Open enrollment to purchase federally regulated health insurance begins November 1st. Anyone currently covered by a Quality Health Plan in the Kynect marketplace exchange is required to transition to the federally-run healthcare exchange in order to receive new plan coverage. This does not apply, however, to anyone covered under Medicaid Expansion.
Northern Kentucky Community Action Comission’s certified staff, called Application Assisters, are available to help individuals, families and small businesses shop, compare and select healthcare plans via the federal health exchange. Application Assisters provide fair and impartial information about available health plans at no charge.
Individuals and families currently receiving healthcare coverage through Kynect must re-enroll during the upcoming Open Enrollment and should consult an Application Assister and schedule an appointment. Now is also the time for residents who do not have healthcare coverage to enroll in a plan.
The process for receiving Medicaid or KCHIP will remain the same. After eligibility is determined Application Assisters can assist with your application or renewal.
Close to 40,000 Northern Kentucky residents are eligible to purchase health insurance. Last year alone NKCAC’s staff enrolled 3,346 families or 4,814 individuals in healthcare coverage in Boone, Campbell, Gallatin, Grant, Kenton, Owen, and Pendleton Counties.
Finding the right plan can be difficult.
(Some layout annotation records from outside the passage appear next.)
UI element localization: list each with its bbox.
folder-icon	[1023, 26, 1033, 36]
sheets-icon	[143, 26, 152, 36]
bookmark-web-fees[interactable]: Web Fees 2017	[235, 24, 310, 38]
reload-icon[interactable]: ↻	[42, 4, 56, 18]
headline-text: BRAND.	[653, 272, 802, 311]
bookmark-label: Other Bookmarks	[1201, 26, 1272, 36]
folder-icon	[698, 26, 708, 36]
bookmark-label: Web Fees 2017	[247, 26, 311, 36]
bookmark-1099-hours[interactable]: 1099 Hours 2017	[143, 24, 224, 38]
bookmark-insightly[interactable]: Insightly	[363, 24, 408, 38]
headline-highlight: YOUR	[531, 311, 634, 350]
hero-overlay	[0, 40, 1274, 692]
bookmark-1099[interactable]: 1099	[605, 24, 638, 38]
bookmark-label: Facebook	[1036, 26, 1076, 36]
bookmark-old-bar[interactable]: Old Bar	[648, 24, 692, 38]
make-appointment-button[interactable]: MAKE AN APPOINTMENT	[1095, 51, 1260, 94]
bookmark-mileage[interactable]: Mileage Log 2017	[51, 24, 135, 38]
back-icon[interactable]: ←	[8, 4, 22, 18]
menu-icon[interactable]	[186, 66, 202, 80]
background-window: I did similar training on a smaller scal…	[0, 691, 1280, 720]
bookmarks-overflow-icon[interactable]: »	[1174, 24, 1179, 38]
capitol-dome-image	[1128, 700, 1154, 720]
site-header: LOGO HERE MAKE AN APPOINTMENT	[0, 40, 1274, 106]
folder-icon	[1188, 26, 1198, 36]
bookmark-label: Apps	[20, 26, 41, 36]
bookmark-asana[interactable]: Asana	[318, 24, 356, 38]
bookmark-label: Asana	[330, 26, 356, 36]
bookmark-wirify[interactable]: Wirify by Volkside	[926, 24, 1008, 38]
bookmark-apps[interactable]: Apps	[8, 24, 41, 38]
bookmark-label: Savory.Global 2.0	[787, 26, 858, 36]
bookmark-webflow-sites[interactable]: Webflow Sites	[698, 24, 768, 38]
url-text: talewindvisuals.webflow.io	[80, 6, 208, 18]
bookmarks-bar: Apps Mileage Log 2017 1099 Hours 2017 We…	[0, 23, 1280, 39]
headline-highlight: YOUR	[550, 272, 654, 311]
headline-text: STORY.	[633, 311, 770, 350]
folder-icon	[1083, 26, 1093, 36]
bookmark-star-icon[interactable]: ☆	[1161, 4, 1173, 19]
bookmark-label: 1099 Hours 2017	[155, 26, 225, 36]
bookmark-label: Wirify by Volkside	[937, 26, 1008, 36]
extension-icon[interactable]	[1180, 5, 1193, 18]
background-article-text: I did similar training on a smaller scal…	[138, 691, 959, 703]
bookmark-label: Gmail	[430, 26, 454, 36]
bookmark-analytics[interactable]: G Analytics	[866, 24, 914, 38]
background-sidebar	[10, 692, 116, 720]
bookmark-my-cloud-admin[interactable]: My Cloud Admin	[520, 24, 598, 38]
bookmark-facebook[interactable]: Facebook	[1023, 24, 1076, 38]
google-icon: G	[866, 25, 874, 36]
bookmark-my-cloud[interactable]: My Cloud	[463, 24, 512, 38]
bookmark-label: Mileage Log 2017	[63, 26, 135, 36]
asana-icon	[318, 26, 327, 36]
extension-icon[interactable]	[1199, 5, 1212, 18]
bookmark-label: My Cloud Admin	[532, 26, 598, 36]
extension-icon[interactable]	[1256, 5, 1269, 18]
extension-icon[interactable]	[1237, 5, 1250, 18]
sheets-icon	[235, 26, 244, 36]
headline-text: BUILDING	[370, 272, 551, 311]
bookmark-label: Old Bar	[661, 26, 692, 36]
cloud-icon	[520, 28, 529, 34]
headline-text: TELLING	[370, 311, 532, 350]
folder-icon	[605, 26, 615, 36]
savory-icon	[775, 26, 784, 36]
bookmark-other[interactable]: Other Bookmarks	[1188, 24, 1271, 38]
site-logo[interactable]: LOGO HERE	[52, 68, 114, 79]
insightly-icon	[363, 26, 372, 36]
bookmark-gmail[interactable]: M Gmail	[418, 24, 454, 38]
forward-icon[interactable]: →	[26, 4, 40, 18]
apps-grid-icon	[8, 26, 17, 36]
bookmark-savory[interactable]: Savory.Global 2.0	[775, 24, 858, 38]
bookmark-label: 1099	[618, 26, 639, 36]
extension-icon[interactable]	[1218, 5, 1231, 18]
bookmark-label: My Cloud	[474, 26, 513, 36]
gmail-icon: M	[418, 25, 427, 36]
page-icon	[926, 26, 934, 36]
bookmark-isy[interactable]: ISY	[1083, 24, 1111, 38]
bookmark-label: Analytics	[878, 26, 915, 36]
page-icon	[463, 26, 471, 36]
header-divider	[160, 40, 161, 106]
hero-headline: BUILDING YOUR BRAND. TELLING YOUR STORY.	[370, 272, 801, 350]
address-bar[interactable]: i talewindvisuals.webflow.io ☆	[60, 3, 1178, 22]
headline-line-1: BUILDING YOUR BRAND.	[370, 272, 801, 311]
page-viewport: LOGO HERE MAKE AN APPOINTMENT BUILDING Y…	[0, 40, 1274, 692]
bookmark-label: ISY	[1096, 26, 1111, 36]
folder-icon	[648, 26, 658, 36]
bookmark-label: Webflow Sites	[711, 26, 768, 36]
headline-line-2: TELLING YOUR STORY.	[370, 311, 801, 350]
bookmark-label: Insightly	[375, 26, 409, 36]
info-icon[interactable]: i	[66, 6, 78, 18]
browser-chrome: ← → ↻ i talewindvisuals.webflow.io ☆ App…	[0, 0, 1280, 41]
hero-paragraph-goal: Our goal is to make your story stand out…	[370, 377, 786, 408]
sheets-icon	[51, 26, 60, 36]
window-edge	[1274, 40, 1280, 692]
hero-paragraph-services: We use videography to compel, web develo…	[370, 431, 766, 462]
Each plan has its pros and cons and each individual or family has a unique situation.
To allow ample time for enrollment assistance, we strongly encourage residents to schedule a private appointment with an Application Assister in their county before December 15.
Boone County – 859.586.9250
Campbell County – 859.431.4177
Gallatin County – 859.567.4660
Grant County – 859.824.4768
Kenton County – 859.291.8607
Owen County – 502.484.2116
Pendleton County – 859.654.4054
Open enrollment runs until January 31, 2017.
However, current Health Care coverage purchased through the Kynect Exchange expires December 31, 2016. To ensure coverage continues without interruption, selection of a plan on the Federal exchange must take place no later than December 15, 2016.
A tax credit, based on the applicant’s income and household size, is available to help lower the monthly cost of health insurance.